1) Zach Watson to CF

- He was definitely NOT on March 9th... there wasn't a game that day.
- This was the Wichita St series, Game 2. In game 1, Breaux was put in CF and Duplantis was moved to LF because of his arm. They tried putting him back in CF, but it's still just too much of a liability out there. Guys were tagging from 2nd to 3rd in balls in the left center.
- Watson was 3-4 in the game with 4 RBI. Damn good start and that earned him the start the next day going 1-3. He had multiple hit games in his next 3 starts before going 0-3 in game 2 vs Georgia.
- So Breaux becomes an afterthought and Beau is competing solely for DH after this because Watson's average never dips below 0.300 bottoming out at 0.306 during the A&M series.

2) Hess to Pen

- This was announced right before the UGA series and most people called it. PM wanted his best available for the SEC and that no longer included Norman (TJ) or Newman (Back). I'd call this one "you do it because you have to". I think if we still had Norman and Newman and one of these 3 relievers had a good year (Reynolds, Bain, Kiel), Hess would still be getting work as a 4th starter.
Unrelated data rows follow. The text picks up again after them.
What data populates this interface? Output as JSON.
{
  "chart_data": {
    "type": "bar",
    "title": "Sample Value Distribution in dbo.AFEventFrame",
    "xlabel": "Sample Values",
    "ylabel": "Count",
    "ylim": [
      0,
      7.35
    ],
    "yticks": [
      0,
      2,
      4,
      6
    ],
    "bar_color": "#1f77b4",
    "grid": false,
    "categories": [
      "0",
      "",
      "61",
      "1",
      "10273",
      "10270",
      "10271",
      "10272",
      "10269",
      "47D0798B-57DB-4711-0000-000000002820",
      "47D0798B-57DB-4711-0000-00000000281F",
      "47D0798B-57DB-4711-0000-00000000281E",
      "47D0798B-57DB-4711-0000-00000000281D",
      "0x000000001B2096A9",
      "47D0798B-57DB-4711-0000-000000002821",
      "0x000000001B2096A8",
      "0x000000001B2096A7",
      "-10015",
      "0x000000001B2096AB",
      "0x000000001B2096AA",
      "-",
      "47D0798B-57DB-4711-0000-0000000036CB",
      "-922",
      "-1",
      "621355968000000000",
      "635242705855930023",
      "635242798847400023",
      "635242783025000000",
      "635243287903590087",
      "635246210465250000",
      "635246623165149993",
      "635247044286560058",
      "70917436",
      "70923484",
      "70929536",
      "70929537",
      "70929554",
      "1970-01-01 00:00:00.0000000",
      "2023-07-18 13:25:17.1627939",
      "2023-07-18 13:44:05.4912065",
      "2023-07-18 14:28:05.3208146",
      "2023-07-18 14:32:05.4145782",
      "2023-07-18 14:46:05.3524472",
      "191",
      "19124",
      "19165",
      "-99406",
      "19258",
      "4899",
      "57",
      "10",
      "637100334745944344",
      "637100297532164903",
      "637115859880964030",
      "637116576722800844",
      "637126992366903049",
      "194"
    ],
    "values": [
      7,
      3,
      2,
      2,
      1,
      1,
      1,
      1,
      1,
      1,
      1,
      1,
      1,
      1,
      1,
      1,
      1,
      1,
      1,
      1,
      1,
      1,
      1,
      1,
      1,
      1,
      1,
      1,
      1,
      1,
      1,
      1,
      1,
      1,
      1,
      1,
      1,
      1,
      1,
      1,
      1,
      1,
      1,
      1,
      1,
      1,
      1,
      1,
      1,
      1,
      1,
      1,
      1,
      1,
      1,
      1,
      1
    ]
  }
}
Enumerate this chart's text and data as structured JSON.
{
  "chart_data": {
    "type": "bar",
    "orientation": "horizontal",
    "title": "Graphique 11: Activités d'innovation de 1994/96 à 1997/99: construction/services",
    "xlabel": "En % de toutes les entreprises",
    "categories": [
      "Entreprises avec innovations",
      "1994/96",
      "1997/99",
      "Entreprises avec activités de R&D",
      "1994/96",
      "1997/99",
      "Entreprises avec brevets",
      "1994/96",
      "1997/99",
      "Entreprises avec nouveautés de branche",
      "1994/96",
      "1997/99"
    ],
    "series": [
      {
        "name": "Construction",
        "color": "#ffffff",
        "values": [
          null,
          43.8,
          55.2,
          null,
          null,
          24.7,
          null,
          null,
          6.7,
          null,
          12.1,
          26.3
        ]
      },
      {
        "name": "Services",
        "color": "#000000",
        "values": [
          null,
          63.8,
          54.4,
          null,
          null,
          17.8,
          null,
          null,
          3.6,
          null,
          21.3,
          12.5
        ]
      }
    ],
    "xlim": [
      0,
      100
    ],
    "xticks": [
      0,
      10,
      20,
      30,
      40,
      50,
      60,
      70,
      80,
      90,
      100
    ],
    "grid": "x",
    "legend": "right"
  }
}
3/4) Coomes to 1B; Pap stays at C

- I'm lumping these together because I can't talk about Coomes without talking about where we originally had him and why. Also, these two situations are very similar yet took opposite turns.
- PM did everything he could to keep both Pap and Slaughter in the lineup. One turned it around; the other didn't. At the same time pap was finding his swing and proving to everyone he can be the defensive catcher we thought he could be, Slaughter was falling apart at the plate. And while his defense at 1B was beautiful to see, it's not a premium position for defense. We had to find someone who could hit.
- Pap was getting so "bad" at one point that PM was willing to start Romero with a torn rotator. Think about that for a second...
- Coomes started to break out during the Arkansas series and that's when Slaughter lost it. Coomes came in for Pap and was 2-2 in Game 2 (with some huge ABs), 1-4 in game 3 while Slaughter was 1-11 in the series starting all 3 games. The next weekend vs Ole Miss, Coomes was at 1B and basically held on to the spot from there. Although, again, PM tried to get Slaughter involved multiple times.
- Ole Miss was also when Pap's BA bottomed out at 0.197... In the second half of the SEC (15 games), Pap was only 0-fer in 3 of them. He was 15-45 with 17 walks in the last 5 series.